Human Rights Tribunals: wider employment jurisdiction w/o clear limits

The complainant and Mr. Schrenk were working on a construction project for different employers. The complainant alleged that Mr. Schrenk made three derogatory statements relating to the complainant while on the worksite, and later sent offensive emails for which he was terminated. The question before the Supreme Court of Canada was a jurisdictional one: did the British Columbia Human Rights Tribunal have jurisdiction to deal with the complaint against the now-terminated Schrenk? The BCHRT argued that it had a wide jurisdiction, and so could deal with the complaint; Schrenk disagreed, saying that the Tribunal’s jurisdiction only applied to employee/employer or directly analogous situations.

The majority (Moldaver, Karakatsanis, Wagner, Gascon and Rowe JJ) held that the jurisdiction may extend to co-workers in a joint workplace even when co-workers have a different employer. McLachlin C.J. and Côté and Brown JJ. dissented, stating that “the workplace discrimination prohibition in s. 13(1)(b) of the Human Rights Code applies only to employer‑employee or similar relationships and authorizes claims against those responsible for ensuring that workplaces are free of discrimination.”  Justice Abella, writing solely for herself, said — unsurprisingly — that the Tribunal had jurisdiction, period.

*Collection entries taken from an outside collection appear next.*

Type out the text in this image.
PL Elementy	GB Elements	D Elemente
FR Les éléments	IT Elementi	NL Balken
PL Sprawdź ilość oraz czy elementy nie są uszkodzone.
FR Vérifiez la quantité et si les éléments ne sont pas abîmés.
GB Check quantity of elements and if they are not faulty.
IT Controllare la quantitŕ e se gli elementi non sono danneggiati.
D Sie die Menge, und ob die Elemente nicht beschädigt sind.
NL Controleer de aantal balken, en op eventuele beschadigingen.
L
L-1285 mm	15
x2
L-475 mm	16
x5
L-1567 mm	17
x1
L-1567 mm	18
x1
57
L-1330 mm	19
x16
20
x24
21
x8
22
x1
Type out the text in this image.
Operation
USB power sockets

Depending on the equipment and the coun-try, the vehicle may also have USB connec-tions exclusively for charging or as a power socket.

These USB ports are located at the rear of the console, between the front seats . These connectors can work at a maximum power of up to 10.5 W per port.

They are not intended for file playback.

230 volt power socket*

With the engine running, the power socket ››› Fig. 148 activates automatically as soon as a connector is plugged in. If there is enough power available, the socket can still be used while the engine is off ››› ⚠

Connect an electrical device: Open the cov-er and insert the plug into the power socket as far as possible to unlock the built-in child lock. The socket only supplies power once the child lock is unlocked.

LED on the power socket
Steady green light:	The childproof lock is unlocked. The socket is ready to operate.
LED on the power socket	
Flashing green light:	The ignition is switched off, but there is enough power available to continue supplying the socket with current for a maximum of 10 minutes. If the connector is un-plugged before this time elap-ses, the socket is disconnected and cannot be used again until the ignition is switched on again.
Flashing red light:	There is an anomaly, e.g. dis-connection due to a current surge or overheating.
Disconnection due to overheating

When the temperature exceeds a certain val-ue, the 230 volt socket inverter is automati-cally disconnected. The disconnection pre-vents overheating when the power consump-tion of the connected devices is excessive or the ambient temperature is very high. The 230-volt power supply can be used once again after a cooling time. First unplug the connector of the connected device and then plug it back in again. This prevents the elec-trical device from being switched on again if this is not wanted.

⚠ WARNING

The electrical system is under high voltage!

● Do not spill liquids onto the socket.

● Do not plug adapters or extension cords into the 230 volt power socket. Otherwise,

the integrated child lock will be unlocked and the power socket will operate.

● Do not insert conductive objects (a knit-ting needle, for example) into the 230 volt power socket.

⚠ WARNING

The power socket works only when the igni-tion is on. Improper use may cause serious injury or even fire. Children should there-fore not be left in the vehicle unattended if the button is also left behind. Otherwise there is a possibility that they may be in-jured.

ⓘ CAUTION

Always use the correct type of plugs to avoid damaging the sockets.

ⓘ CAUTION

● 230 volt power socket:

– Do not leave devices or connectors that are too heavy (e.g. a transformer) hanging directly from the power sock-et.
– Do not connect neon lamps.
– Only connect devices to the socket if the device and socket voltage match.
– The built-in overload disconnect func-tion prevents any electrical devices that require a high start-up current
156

David Wong and Stephanie Gutierrez of Fasken Martineau (counsel for Mr. Schrenk) have written a useful article summarizing what they see as the key points.

“While the majority of the Supreme Court allowed the appeal, it found some middle ground and created a new “contextual” test that set some limits on what constitutes discrimination regarding employment under the Code. It held that when determining whether allegedly discriminatory conduct has a sufficient nexus with the employment context, the Tribunal must conduct a contextual analysis that considers all of the relevant circumstances, including whether the respondent was integral to the claimant’s workplace, whether the impugned conduct occurred in the claimant’s workplace, and whether the claimant’s work performance or work environment was negatively affected. While it is not clear how this new test will be applied, it appears that individual members of the public who encounter workers in the course of their everyday activities should not be subject to human rights complaints under this test.”

“Notably, Chief Justice McLachlin, on behalf of herself, Justice Cote and Justice Brown, wrote a strong dissent, holding that the workplace discrimination prohibition in the Code applies only to employer-employee or similar relationships, and allows claims against persons responsible for ensuring workplaces are free from discrimination.”

In sum, the SCC has continued the lamentable appellate court trend of not providing yes or no answers to clear questions, but rather has set out yet another contextual test which has a list of factors to be considered (but a list that is clearly stated to be “not exhaustive”, so other factors may be used by later courts) producing an outcome that can be summarized as “in Yes or No cases of question type X, please consider factors A through C (or some other factors that may come up later) bearing in mind that all cases are different … and the relative importance of each factor may vary from case to case”.

Precedent-based common law systems require clear precedents from the responsible appellate authorities. To do anything else rather negates the purpose of a common law system, and only serves as an incentive to unnecessary (and arguably inevitable) litigation because few to no cases can be weeded out by lawyers or motions courts who can say “in question type X, Y is applicable and Z is not”.

The Ontario Code’s provisions most comparable to the British Columbia case are ss. 5, 23 and 24. Like the BC legislation it uses the words “person” and “employment”, and it is almost certain that the Human Rights Tribunal of Ontario [HRTO] will make use of the opportunity to widen its jurisdiction: the Ontario Human Rights Commission was, in fact, an intervenor in the Schrenk case, and its factum makes it clear that it supports the much-widened jurisdiction: it sought a very vagueness-driven mandate: “dignity” [which is in the legislation], “social characteristics” and “ability to influence”, etc., none of which which is easily defined or limited, and all of which could cover just about every person or situation that might come before the Tribunal.